Dr. Bailey said the same thing. To accept, to forgive and to let go of self-resentment. She said those three things were essential in our healing process, so that we can move on.
But, how?
How do I accept that none of this was my fault?
How do I forgive myself for mistakes that were beyond my control?
And how do I let go of all this self-loathing that seems to manipulate my every breath?
“I don’t know,” Maryam whispers, her eyes focused on her canvas. “But sometimes, it’s not just about forgiveness. It’s about acceptance .”
We both fall quiet again, a thoughtful silence spreading between us. Maryam keeps on painting, while I stare at my empty canvas. Finally, I dip my brush into black paint.
I don’t know how long it’s been, but everything I tried to paint didn’t feel right. So I kept painting over it with black paint. I tried flowers, grass, the moon, the starry skies…
Except nothing felt right.
The others are done with their artwork.
But I am left with only an empty, black canvas.
Maryam touches my elbow, and my eyes flicker to her easel, which she turns toward me so I can see her finished canvas. “I’m not sure, but I think if we believe in new beginnings, then it might become easier to move on,” she tells me softly.
She has painted the sunrise over a lake and the colors are vibrant and exquisite. Warm and breathtaking.

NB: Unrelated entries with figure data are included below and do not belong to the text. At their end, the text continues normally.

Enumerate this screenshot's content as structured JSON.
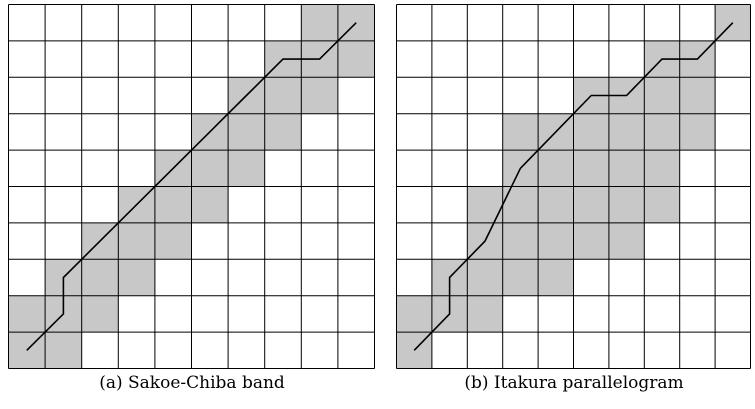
{
  "panels": [
    {
      "id": "sakoe-chiba",
      "caption": "(a) Sakoe-Chiba band",
      "grid": {
        "cols": 10,
        "rows": 10
      },
      "colors": {
        "band": "#c8c8c8",
        "line": "#000000",
        "background": "#ffffff"
      },
      "band_cells_by_row": [
        [
          1,
          2
        ],
        [
          1,
          3
        ],
        [
          2,
          4
        ],
        [
          3,
          5
        ],
        [
          4,
          6
        ],
        [
          5,
          7
        ],
        [
          6,
          8
        ],
        [
          7,
          9
        ],
        [
          8,
          10
        ],
        [
          9,
          10
        ]
      ],
      "path": [
        [
          0.5,
          0.5
        ],
        [
          1.5,
          1.5
        ],
        [
          1.5,
          2.5
        ],
        [
          2.5,
          3.5
        ],
        [
          3.5,
          4.5
        ],
        [
          4.5,
          5.5
        ],
        [
          5.5,
          6.5
        ],
        [
          6.5,
          7.5
        ],
        [
          7.5,
          8.5
        ],
        [
          8.5,
          8.5
        ],
        [
          9.5,
          9.5
        ]
      ]
    },
    {
      "id": "itakura",
      "caption": "(b) Itakura parallelogram",
      "grid": {
        "cols": 10,
        "rows": 10
      },
      "colors": {
        "band": "#c8c8c8",
        "line": "#000000",
        "background": "#ffffff"
      },
      "band_cells_by_row": [
        [
          1,
          1
        ],
        [
          1,
          3
        ],
        [
          2,
          5
        ],
        [
          3,
          7
        ],
        [
          3,
          8
        ],
        [
          4,
          8
        ],
        [
          4,
          9
        ],
        [
          6,
          9
        ],
        [
          8,
          9
        ],
        [
          10,
          10
        ]
      ],
      "path": [
        [
          0.5,
          0.5
        ],
        [
          1.5,
          1.5
        ],
        [
          1.5,
          2.5
        ],
        [
          2.5,
          3.5
        ],
        [
          3.5,
          5.5
        ],
        [
          4.5,
          6.5
        ],
        [
          5.5,
          7.5
        ],
        [
          6.5,
          7.5
        ],
        [
          7.5,
          8.5
        ],
        [
          8.5,
          8.5
        ],
        [
          9.5,
          9.5
        ]
      ]
    }
  ]
}
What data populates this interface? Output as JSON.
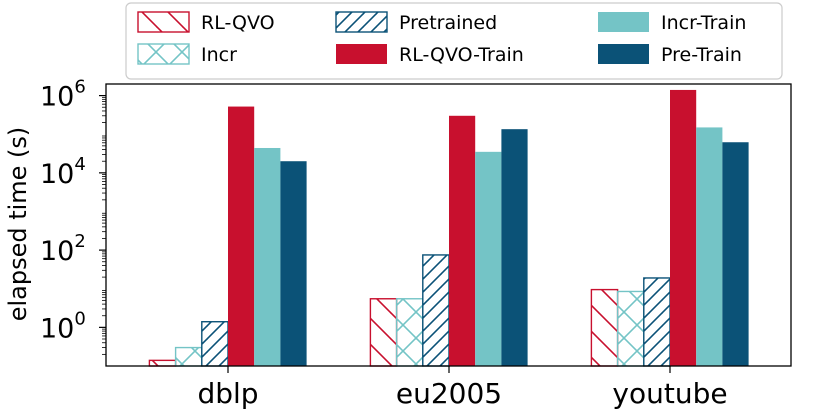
{
  "chart_data": {
    "type": "bar",
    "title": "",
    "xlabel": "",
    "ylabel": "elapsed time (s)",
    "yscale": "log",
    "ylim_log10": [
      -1,
      6.3
    ],
    "categories": [
      "dblp",
      "eu2005",
      "youtube"
    ],
    "yticks": [
      {
        "base": "10",
        "exp": "0",
        "log10": 0
      },
      {
        "base": "10",
        "exp": "2",
        "log10": 2
      },
      {
        "base": "10",
        "exp": "4",
        "log10": 4
      },
      {
        "base": "10",
        "exp": "6",
        "log10": 6
      }
    ],
    "series": [
      {
        "name": "RL-QVO",
        "values": [
          0.14,
          5.5,
          9.5
        ],
        "color": "#c8102e",
        "style": "hatch-back"
      },
      {
        "name": "Incr",
        "values": [
          0.3,
          5.5,
          8.5
        ],
        "color": "#74c4c6",
        "style": "hatch-x"
      },
      {
        "name": "Pretrained",
        "values": [
          1.4,
          75,
          19
        ],
        "color": "#0b5277",
        "style": "hatch-fwd"
      },
      {
        "name": "RL-QVO-Train",
        "values": [
          520000,
          300000,
          1400000
        ],
        "color": "#c8102e",
        "style": "solid"
      },
      {
        "name": "Incr-Train",
        "values": [
          44000,
          35000,
          150000
        ],
        "color": "#74c4c6",
        "style": "solid"
      },
      {
        "name": "Pre-Train",
        "values": [
          20000,
          135000,
          62000
        ],
        "color": "#0b5277",
        "style": "solid"
      }
    ]
  }
}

A new beginning.
“Maryam,” I breathe, my voice shaking.
I finally understand what she’s been trying to say. The warmth of her sunrise leaves seeds of hope in my withered heart. I know exactly what to paint now.
Everyone takes their finished canvas and head back inside.
I stay, and finally …I dip my brush into something other than black paint. By the time I’m done, my shoulders ache, but a ghost of a smile finds its way onto my lips.
A butterfly is spread across my canvas.
Monarch butterflies represent strength and endurance. Transformation and evolution.
A new beginning.
My new beginning.
Riley Johnson is not perfect.
And I refuse to be the dead sparrow.
I am the Monarch butterfly — free and reborn.